Proposals – Make it forbidden to report profits on any foreign loans on which the banks are lending borrowers the money to pay interest.  This will reduce the rewards for loaning money to pay back loans giving banks an incentive to lower their interest rates.  Others measures might be requirements on banks to cap loan renegotiation fees and interest rates charged to the poorest countries.

Longer-term Measures – Once the immediate crisis is over, we would urge that a reformed and democratized IMF be reduced to a far more modest task of coordinating the foreign exchange policies of its members and of responding to their truly short-term liquidity needs.
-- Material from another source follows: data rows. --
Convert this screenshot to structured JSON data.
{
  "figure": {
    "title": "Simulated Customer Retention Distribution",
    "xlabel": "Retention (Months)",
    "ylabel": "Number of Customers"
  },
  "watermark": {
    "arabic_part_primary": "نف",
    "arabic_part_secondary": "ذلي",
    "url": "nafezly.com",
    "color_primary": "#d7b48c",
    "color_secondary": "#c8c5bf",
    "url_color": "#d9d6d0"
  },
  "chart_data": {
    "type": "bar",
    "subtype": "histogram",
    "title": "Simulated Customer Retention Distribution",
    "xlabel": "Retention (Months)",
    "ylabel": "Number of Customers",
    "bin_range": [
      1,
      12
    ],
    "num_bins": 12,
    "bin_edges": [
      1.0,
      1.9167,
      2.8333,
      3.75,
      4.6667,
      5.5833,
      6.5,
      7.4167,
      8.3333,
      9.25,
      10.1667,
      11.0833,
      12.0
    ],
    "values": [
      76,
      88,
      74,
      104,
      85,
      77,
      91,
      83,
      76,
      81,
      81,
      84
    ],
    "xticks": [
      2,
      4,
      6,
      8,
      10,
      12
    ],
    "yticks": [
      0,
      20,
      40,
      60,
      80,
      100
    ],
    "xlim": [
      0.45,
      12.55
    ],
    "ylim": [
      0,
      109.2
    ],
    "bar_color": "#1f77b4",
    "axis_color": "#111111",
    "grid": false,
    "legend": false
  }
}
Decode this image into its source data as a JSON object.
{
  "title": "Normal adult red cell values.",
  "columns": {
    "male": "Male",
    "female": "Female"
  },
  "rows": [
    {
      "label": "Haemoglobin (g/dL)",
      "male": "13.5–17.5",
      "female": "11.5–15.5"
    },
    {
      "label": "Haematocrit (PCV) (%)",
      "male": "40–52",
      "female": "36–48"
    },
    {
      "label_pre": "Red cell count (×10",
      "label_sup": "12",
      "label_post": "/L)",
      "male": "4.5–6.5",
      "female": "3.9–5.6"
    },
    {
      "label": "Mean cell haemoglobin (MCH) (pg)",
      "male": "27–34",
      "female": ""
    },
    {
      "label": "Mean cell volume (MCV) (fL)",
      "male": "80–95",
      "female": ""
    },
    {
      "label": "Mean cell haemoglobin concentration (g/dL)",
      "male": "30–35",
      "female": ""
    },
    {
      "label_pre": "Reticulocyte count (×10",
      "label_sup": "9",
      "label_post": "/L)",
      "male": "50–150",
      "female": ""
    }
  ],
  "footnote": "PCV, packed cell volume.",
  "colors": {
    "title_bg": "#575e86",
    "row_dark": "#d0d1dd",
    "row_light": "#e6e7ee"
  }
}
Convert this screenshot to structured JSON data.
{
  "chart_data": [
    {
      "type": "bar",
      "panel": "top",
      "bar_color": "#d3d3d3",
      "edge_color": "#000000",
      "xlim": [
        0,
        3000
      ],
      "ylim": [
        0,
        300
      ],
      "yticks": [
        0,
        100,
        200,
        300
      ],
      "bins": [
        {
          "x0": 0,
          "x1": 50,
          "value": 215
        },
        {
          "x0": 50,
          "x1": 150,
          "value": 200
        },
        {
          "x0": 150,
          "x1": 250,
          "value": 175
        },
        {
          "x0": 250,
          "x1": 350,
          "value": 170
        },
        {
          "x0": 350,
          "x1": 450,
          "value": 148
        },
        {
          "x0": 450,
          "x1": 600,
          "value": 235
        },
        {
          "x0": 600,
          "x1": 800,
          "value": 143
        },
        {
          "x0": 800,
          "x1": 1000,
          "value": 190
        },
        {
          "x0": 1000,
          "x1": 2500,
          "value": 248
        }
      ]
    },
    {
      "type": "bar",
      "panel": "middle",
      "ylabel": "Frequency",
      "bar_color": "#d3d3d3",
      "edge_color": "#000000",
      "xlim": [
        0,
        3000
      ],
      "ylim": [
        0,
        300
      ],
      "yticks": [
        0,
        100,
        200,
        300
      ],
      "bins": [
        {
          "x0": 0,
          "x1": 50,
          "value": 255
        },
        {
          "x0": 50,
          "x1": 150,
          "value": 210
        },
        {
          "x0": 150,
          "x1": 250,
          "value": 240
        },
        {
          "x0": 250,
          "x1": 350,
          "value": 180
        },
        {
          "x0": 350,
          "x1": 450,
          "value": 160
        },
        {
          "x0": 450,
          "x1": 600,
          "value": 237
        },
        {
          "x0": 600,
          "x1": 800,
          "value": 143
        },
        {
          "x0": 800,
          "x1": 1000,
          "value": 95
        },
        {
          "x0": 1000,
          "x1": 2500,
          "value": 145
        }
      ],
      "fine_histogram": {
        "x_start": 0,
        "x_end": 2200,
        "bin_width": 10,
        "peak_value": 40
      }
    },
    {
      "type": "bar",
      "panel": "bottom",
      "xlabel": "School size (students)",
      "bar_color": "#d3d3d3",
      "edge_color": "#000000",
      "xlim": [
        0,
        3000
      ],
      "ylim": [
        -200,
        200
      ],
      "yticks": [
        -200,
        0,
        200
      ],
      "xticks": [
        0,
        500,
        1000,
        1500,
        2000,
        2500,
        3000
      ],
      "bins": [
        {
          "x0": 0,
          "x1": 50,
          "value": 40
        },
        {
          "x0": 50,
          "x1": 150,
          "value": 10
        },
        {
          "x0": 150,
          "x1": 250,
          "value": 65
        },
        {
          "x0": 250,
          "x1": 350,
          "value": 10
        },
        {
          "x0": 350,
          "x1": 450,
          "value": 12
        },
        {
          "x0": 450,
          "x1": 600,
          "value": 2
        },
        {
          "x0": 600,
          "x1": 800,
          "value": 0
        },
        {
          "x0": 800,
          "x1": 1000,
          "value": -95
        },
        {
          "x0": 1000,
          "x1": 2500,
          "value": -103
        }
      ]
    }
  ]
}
Fiscal and Monetary Policy – U.S. budget deficits could be reduced by cutting defense spending and by restoring taxes on corporations and persons with higher incomes.  By reducing the deficit and therefore government borrowing, the U.S. could more easily reduce interest rates reliving some of the Third World’s debt servicing burden. 

           

Trade – A socially “managed” trade system which is integrated with a national industrial policy, instead of the current version managed by the Fortune 500 largest corporations.  Such an alternative needs to be based on a version of what the U.S. economy will look like 10 years from now.

 

Transnational Corporations – The freedom of transnational corporations to shift capital and jobs as will is often detrimental to U.S. workers and communities and also to the Third World.  A well thought out series of regulations are needed to insure accountability to workers, communities, and the national government.  A foreign investment review board and strong regulations on exports of dangerous drugs and hazardous materials by U.S. corporations would improve accountability.

 

Agriculture – Solutions to the “farm crisis” of rural America involve many of the same issues of fiscal, monetary, and trade policy that are central to Third World debt.  Policy that would reverse the growing control by non-producers over producers and guarantee renewal of the family farm system; an equitable policy of world food security; a system of resource conservation; and a sound domestic food assistance policy.  As with the Third World debt in the short-term, a system of emergency credit for the most seriously debt-ridden farmers is essential, coupled with a debt restructuring plan for the remainder of family farmers.  In the medium- and longer-term, U.S. tax policy toward family farms should be reexamined to reduce the tax burden, and interest rate relief for farmers.

 

Conclusion: None of these measures will be accepted without substantial public education and political struggle.  Such a struggle can only occur if there are local, regional, and national debates on these issues by an informed citizenry.  That’s us!